Unsafe abortion is a major cause of death and health complications for women of child-bearing age. Whether or not an abortion is safe is determined in part by the legal status and restrictions, but also by medical practice, administrative requirements, the availability of trained practitioners, and facilities, funding, and public attitudes.
While it is difficult to get reliable data on illegal and unsafe abortion, several well-known organizations and researchers, including the World Health Organization, the Alan Guttmacher Institute, and Family Health International, make the following estimates:
- Worldwide, 20 million unsafe abortions are performed annually. This equals one unsafe abortion for every ten pregnancies and one unsafe abortion for every seven births.
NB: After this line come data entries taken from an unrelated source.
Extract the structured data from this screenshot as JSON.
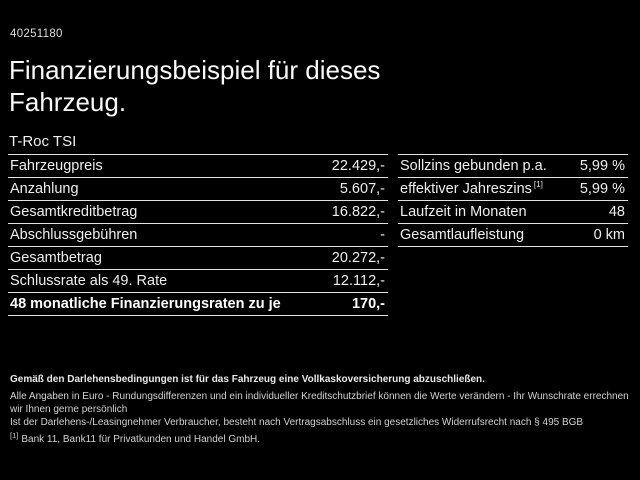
{
  "header": {
    "ref_number": "40251180",
    "title_line1": "Finanzierungsbeispiel für dieses",
    "title_line2": "Fahrzeug."
  },
  "model": "T-Roc TSI",
  "finance_table": {
    "rows": [
      {
        "label": "Fahrzeugpreis",
        "value": "22.429,-"
      },
      {
        "label": "Anzahlung",
        "value": "5.607,-"
      },
      {
        "label": "Gesamtkreditbetrag",
        "value": "16.822,-"
      },
      {
        "label": "Abschlussgebühren",
        "value": "-"
      },
      {
        "label": "Gesamtbetrag",
        "value": "20.272,-"
      },
      {
        "label": "Schlussrate als 49. Rate",
        "value": "12.112,-"
      },
      {
        "label": "48 monatliche Finanzierungsraten zu je",
        "value": "170,-"
      }
    ]
  },
  "conditions_table": {
    "rows": [
      {
        "label": "Sollzins gebunden p.a.",
        "sup": "",
        "value": "5,99 %"
      },
      {
        "label": "effektiver Jahreszins",
        "sup": "[1]",
        "value": "5,99 %"
      },
      {
        "label": "Laufzeit in Monaten",
        "sup": "",
        "value": "48"
      },
      {
        "label": "Gesamtlaufleistung",
        "sup": "",
        "value": "0 km"
      }
    ]
  },
  "footer": {
    "line1": "Gemäß den Darlehensbedingungen ist für das Fahrzeug eine Vollkaskoversicherung abzuschließen.",
    "line2": "Alle Angaben in Euro - Rundungsdifferenzen und ein individueller Kreditschutzbrief können die Werte verändern - Ihr Wunschrate errechnen wir Ihnen gerne persönlich",
    "line3": "Ist der Darlehens-/Leasingnehmer Verbraucher, besteht nach Vertragsabschluss ein gesetzliches Widerrufsrecht nach § 495 BGB",
    "footnote_marker": "[1]",
    "footnote_text": "Bank 11, Bank11 für Privatkunden und Handel GmbH."
  },
  "colors": {
    "background": "#000000",
    "text": "#f2f2f2",
    "divider": "#e3e3e3"
  }
}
- Ninety percent of unsafe abortions are in developing countries.
- One-third of all abortions worldwide are illegal. More than two-thirds of countries in the Southern Hemisphere have no access to safe, legal abortion.
- Estimates of the number of women who die worldwide from unsafe abortions each year range from 70,000 to 200,000. This means that between 13 and 20% of all maternal deaths are due to unsafe abortion–in some areas of the world, half of all maternal deaths. Of these deaths, 99% are in the developing world, and most are preventable.
- Half of all abortions take place outside the health care system.
- One-third of women seeking care for abortion complications are under the age of 20.
- About 40% of the world’s population has access to legal abortion (almost all in Europe, the former Soviet Union, and North America), although laws often require the consent of parents, state committees, or physicians.
- Worldwide, 21% of women may obtain legal abortions for social or economic reasons.
- Sixteen percent of women have access only when a woman’s health is at risk or in cases of rape, incest, or fetal defects.
- Five percent have access only in cases of rape, incest, or life endangerment.
- Eighteen percent have access only for life endangerment.